Service life depends on more factors than you know about and have absolutely NO control over. In a commercial or industrial boiler, the ideal feedwater will have no minerals and no dissolved oxygen. Because steam from the kitchen steamer boiler comes into direct contact with food, the water that goes into the boiler must be potable and is usually taken from the kitchen tap water line. Water that is safe to drink is not necessarily good for a boiler. Two things in boiler feedwater determine the life of a steamer boiler - dissolved minerals and dissolved oxygen.
"What is so bad about dissolved minerals?"
In a kitchen steamer boiler, tap water goes in but only steam comes out. All the minerals in the feedwater stay in the boiler. IF the boiler is operating in a bad water district where the mineral content of the water is 400 part per million, making 300 pounds of steam per hour, for each hour 1/8th of a pound of minerals/mud stays in the boiler. For an 8 hour day of operating, 1 pound of mud stays in the boiler. Even though most of the mud will be blown out when the boiler blowoff dumps all the water when the unit is turned off, a still significant amount will get baked on the tubes and lower tube sheet during the day's operation. Using relatively good water with only 40 parts per million hardness, a pound of mud would be collected after 80 hours of operation (roughly every two weeks). For a kitchen steamer boiler that sees hard use, 14 hours a day, seven days a week, you can see that it doesn't take very long to scale up even with relatively good water. Mineral scale is a very good insulator and a 1/8th inch layer can reduce the heat transfer by 50%. If the heat doesn't transfer to the boiler water, it goes up the stack as hot gas or heats the boiler tubes to high temperatures that cause the steel to start falling apart metallurgically or get "mud burned".
"What is so bad about dissolved oxygen?"
Oxygen loves to eat iron. Since steel is mostly iron, if you have a steel boiler with oxygen in it, rust will form. Oxygen needs water to easily react with iron. They don't paint steel bridges in Arizona because it doesn't rain and there is no water in the air. Water in a boiler is the perfect environment for oxygen to form rust. Not only is there water, but high temperature and high stress as well to accelerate the reaction.
"Why can't chemicals be used to protect the kitchen steamer boiler?"
Chemicals can be used. The
problem is the cost. Because the steam for the boiler has direct
contact with food, food grade boiler chemicals have to be used. Food
grade boiler chemicals cost 5 to 10 times more than the same chemicals
used in a laundry boiler. Plus the daily attention required to provide
correct chemical dosing, the total cost for the chemical treatment far
exceeds the cost of replacement of the rusted out boiler.
"Why can't the boiler be made out of stainless steel so they won't rust so quickly?"
The simple reason is because the
ASME Boiler Code doesn't allow it. But there is a good reason.
The main element that makes a steel formula "rust resistant" is chromium.

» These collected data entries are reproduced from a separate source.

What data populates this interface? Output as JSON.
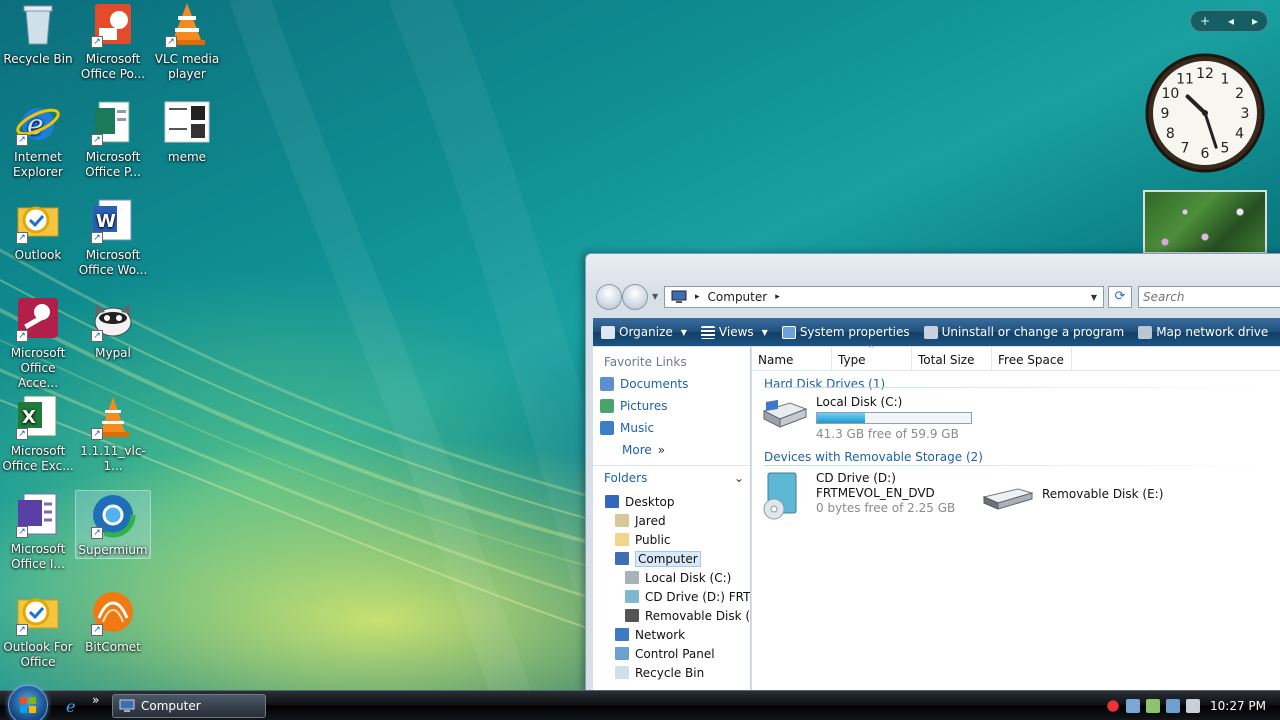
{
  "desktop": {
    "icons": [
      {
        "label": "Recycle Bin",
        "icon": "recycle-bin-icon"
      },
      {
        "label": "Microsoft Office Po...",
        "icon": "powerpoint-icon"
      },
      {
        "label": "VLC media player",
        "icon": "vlc-icon"
      },
      {
        "label": "Internet Explorer",
        "icon": "internet-explorer-icon"
      },
      {
        "label": "Microsoft Office P...",
        "icon": "publisher-icon"
      },
      {
        "label": "meme",
        "icon": "image-file-icon"
      },
      {
        "label": "Outlook",
        "icon": "outlook-icon"
      },
      {
        "label": "Microsoft Office Wo...",
        "icon": "word-icon"
      },
      {
        "label": "Microsoft Office Acce...",
        "icon": "access-icon"
      },
      {
        "label": "Mypal",
        "icon": "mypal-icon"
      },
      {
        "label": "Microsoft Office Exc...",
        "icon": "excel-icon"
      },
      {
        "label": "1.1.11_vlc-1...",
        "icon": "vlc-installer-icon"
      },
      {
        "label": "Microsoft Office I...",
        "icon": "infopath-icon"
      },
      {
        "label": "Supermium",
        "icon": "supermium-icon"
      },
      {
        "label": "Outlook For Office",
        "icon": "outlook-for-office-icon"
      },
      {
        "label": "BitComet",
        "icon": "bitcomet-icon"
      }
    ]
  },
  "gadgets": {
    "toolbar_add": "+",
    "toolbar_prev": "◂",
    "toolbar_next": "▸",
    "clock": {
      "hour": 10,
      "minute": 27,
      "numerals": [
        "12",
        "1",
        "2",
        "3",
        "4",
        "5",
        "6",
        "7",
        "8",
        "9",
        "10",
        "11"
      ]
    }
  },
  "explorer": {
    "address": {
      "root_arrow": "▸",
      "location": "Computer",
      "trail_arrow": "▸"
    },
    "search_placeholder": "Search",
    "toolbar": {
      "organize": "Organize",
      "views": "Views",
      "system_properties": "System properties",
      "uninstall": "Uninstall or change a program",
      "map_drive": "Map network drive",
      "more": "»"
    },
    "favorite_links_title": "Favorite Links",
    "favorite_links": [
      "Documents",
      "Pictures",
      "Music"
    ],
    "more_label": "More",
    "more_arrow": "»",
    "folders_title": "Folders",
    "folders_caret": "⌄",
    "tree": [
      {
        "label": "Desktop",
        "indent": 0
      },
      {
        "label": "Jared",
        "indent": 1
      },
      {
        "label": "Public",
        "indent": 1
      },
      {
        "label": "Computer",
        "indent": 1,
        "selected": true
      },
      {
        "label": "Local Disk (C:)",
        "indent": 2
      },
      {
        "label": "CD Drive (D:) FRTI",
        "indent": 2
      },
      {
        "label": "Removable Disk (E",
        "indent": 2
      },
      {
        "label": "Network",
        "indent": 1
      },
      {
        "label": "Control Panel",
        "indent": 1
      },
      {
        "label": "Recycle Bin",
        "indent": 1
      }
    ],
    "columns": [
      "Name",
      "Type",
      "Total Size",
      "Free Space"
    ],
    "groups": {
      "hard_disks": "Hard Disk Drives (1)",
      "removable": "Devices with Removable Storage (2)"
    },
    "drives": {
      "c": {
        "name": "Local Disk (C:)",
        "free_text": "41.3 GB free of 59.9 GB",
        "used_fraction": 0.31
      },
      "d": {
        "name": "CD Drive (D:)",
        "volume": "FRTMEVOL_EN_DVD",
        "free_text": "0 bytes free of 2.25 GB"
      },
      "e": {
        "name": "Removable Disk (E:)"
      }
    }
  },
  "taskbar": {
    "task_label": "Computer",
    "quicklaunch_more": "»",
    "clock": "10:27 PM"
  },
  "colors": {
    "accent": "#1e5fae",
    "toolbar": "#1e4f7d"
  }
}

The water source is regular tap water which invariably is chlorinated.
Steel in a boiler by definition has fire on one side, water on the other,
and a vast temperature difference between. This causes one side of
the steel to try to expand more on the fire side than on the water side.
This sets up internal stresses in the steel plate.
If there is chromium in the steel plate, chlorine in the water and high stress and high temperature, the chrome and chlorine atoms like to marry each other forming a chromium chloride salt. This chromium chloride salt tends to form in the grain boundaries of the steel at a rather rapid rate. Cracks will form in the grain boundaries, filled with these salts all the way through the plate. After only several months of operation, the cracks will be long enough and wide enough to allow water to leak through causing the boiler to fail.